Several of those poached executives, brought onboard to help increase shipments and work on acquisitions have walked away, and there is a growing chorus for the ouster of the embattled chief executive, Peter Chou, as reports filter out of Taipei about an autocratic leader who is out of touch with the industry.
There were also the arrest last week of five departing executives accused of stealing company secrets and padding expense accounts. HTC had filed a complaint against the executives, who included the vice president of product design, Thomas Chien, and the research and development director Wu Chien-hung.
“We are cleaning up inventory and at the same time rebuilding our brand,” said the company’s chief marketing officer, Ben Ho. “If we don’t, there really is no tomorrow for us. The shock came last year. This year we have tried to repent. Are we forgiven? No, the markets will punish you if you don’t repent and recover fast enough.”
Former employees say that marketing, sales and distribution problems, along with spiraling inventory costs, have killed momentum and are dragging HTC into unprofitability.
In the quick-moving mobile devices industry, a lack of momentum is tantamount to a death sentence. Just ask Motorola or BlackBerry.

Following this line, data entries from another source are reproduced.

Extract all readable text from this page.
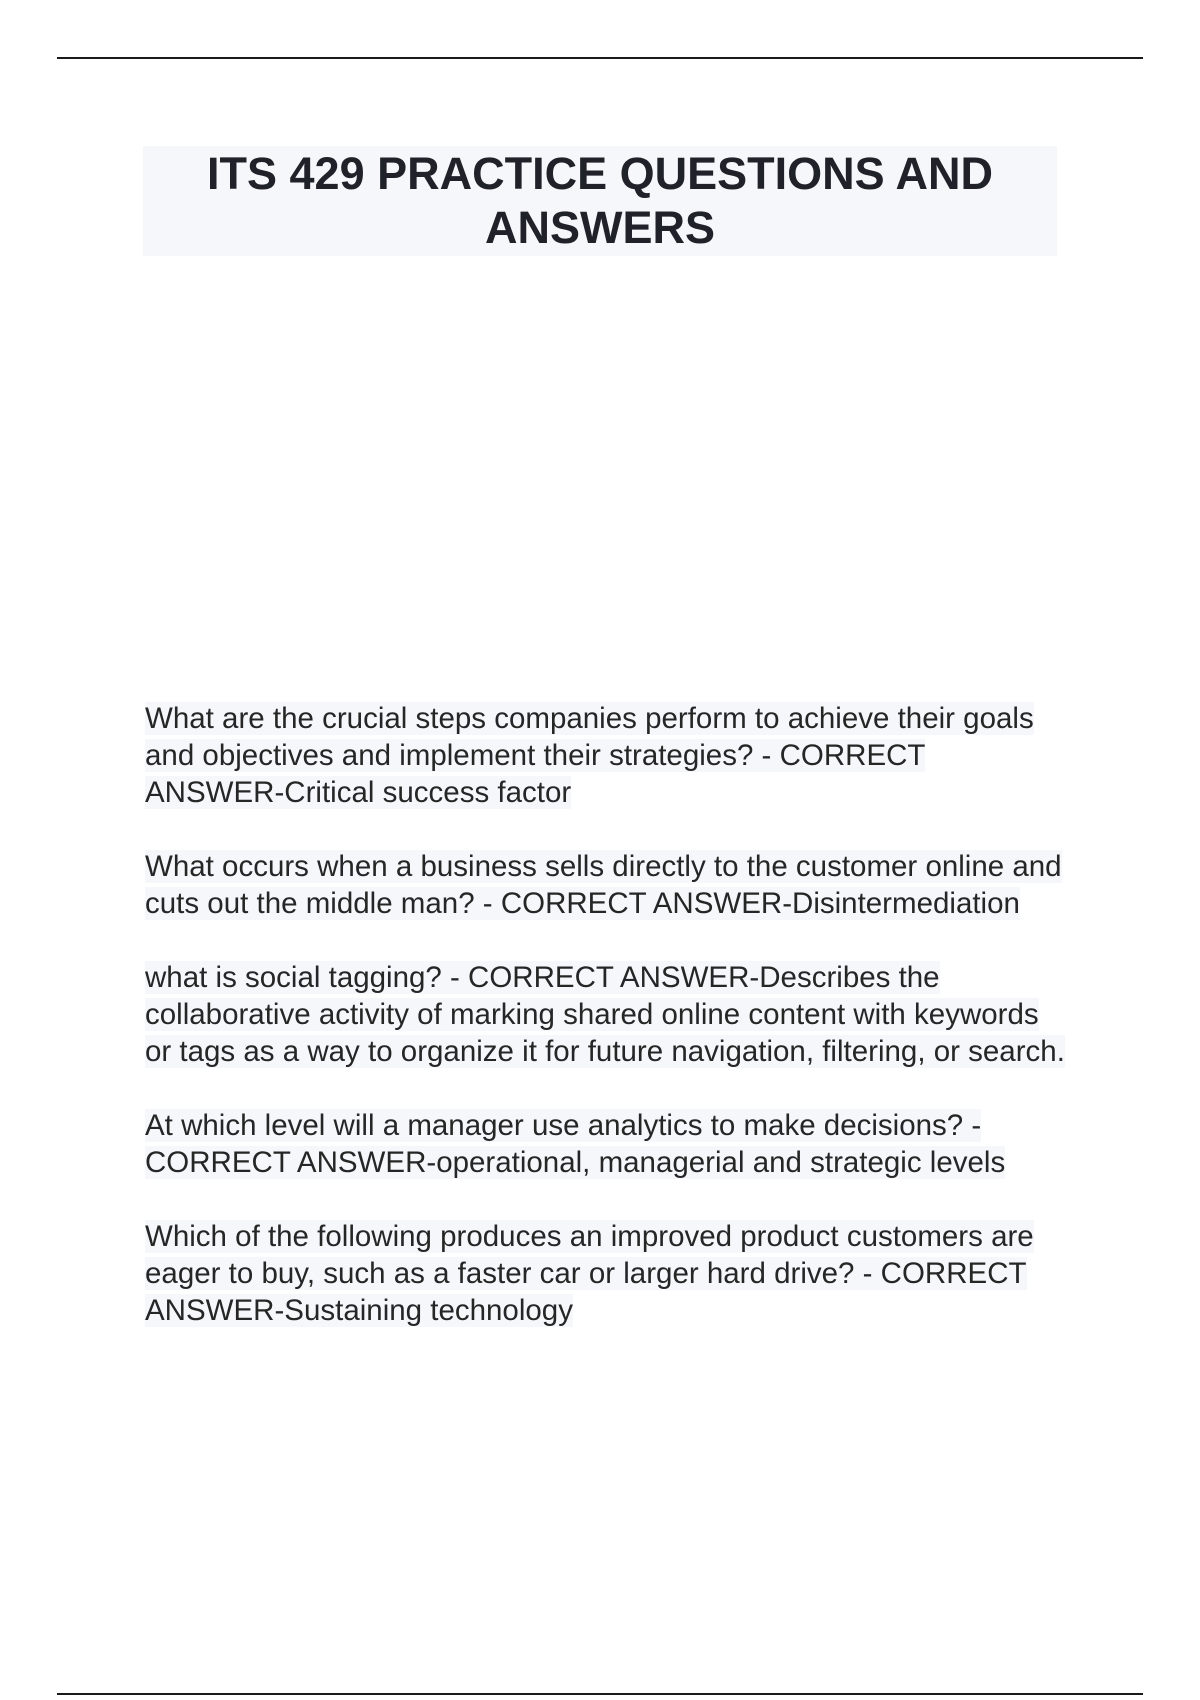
ITS 429 PRACTICE QUESTIONS AND ANSWERS

What are the crucial steps companies perform to achieve their goals and objectives and implement their strategies? - CORRECT ANSWER-Critical success factor

What occurs when a business sells directly to the customer online and cuts out the middle man? - CORRECT ANSWER-Disintermediation

what is social tagging? - CORRECT ANSWER-Describes the collaborative activity of marking shared online content with keywords or tags as a way to organize it for future navigation, filtering, or search.

At which level will a manager use analytics to make decisions? - CORRECT ANSWER-operational, managerial and strategic levels

Which of the following produces an improved product customers are eager to buy, such as a faster car or larger hard drive? - CORRECT ANSWER-Sustaining technology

HTC set up shop as a contract electronics maker in 1999. Founded by Cher Wang, daughter of the billionaire former chairman of Formosa Plastics, Wang Yung-ching, it had to worry only about its margins. The clients took care of the rest. Business was good.
In 2002, it listed on the Taiwan Stock Exchange, starting a run of profitable quarters that will most likely be snapped with the next earnings report. HTC has said that it expects an operating margin of zero or a loss of as much as 8 percent for the third quarter.
By 2006 it had grown weary of slapping other companies’ brand names onto its products and decided to go it alone. A few years later, HTC developed the first smartphone that used Google’s Android operating system.
“HTC has always made great products,” said a recently departed executive, who spoke on condition of anonymity because of the sensitivity of the situation. “There are no problems on the hardware side of the ball. It just can’t sell to save itself. It’s relied too heavily on operator subsidies, and those are drying up for the premium phone market HTC likes to play in.”
The market research firm Gartner said that HTC had shipped 24.6 million smartphones in 2010, accounting for about one in every 12 smartphones bought globally. In 2011, that share increased to 9.1 percent, with purchases surging to about 43 million units.
In Taiwan, HTC was feted in the local media as the little company that could — the former contract maker now on the big stage for its innovation. Politicians urged the public to buy patriotically. HTC was an electronics flag bearer.
The company went on an acquisitions binge, spending more than $700 million, including splashy purchases of the U.S. graphics maker S3 Graphics for $300 million and the premium headphone maker Beats Electronics for $309 million.
Beats, founded by the hip-hop producer known as Dr. Dre, viewed it as a company on the rise when it sold HTC a 51 percent stake. Investors grumbled that HTC had overspent. Beats eventually bought back half of HTC’s stake in 2012 for $5 million less than it had been paid and is looking to purchase the remaining shares.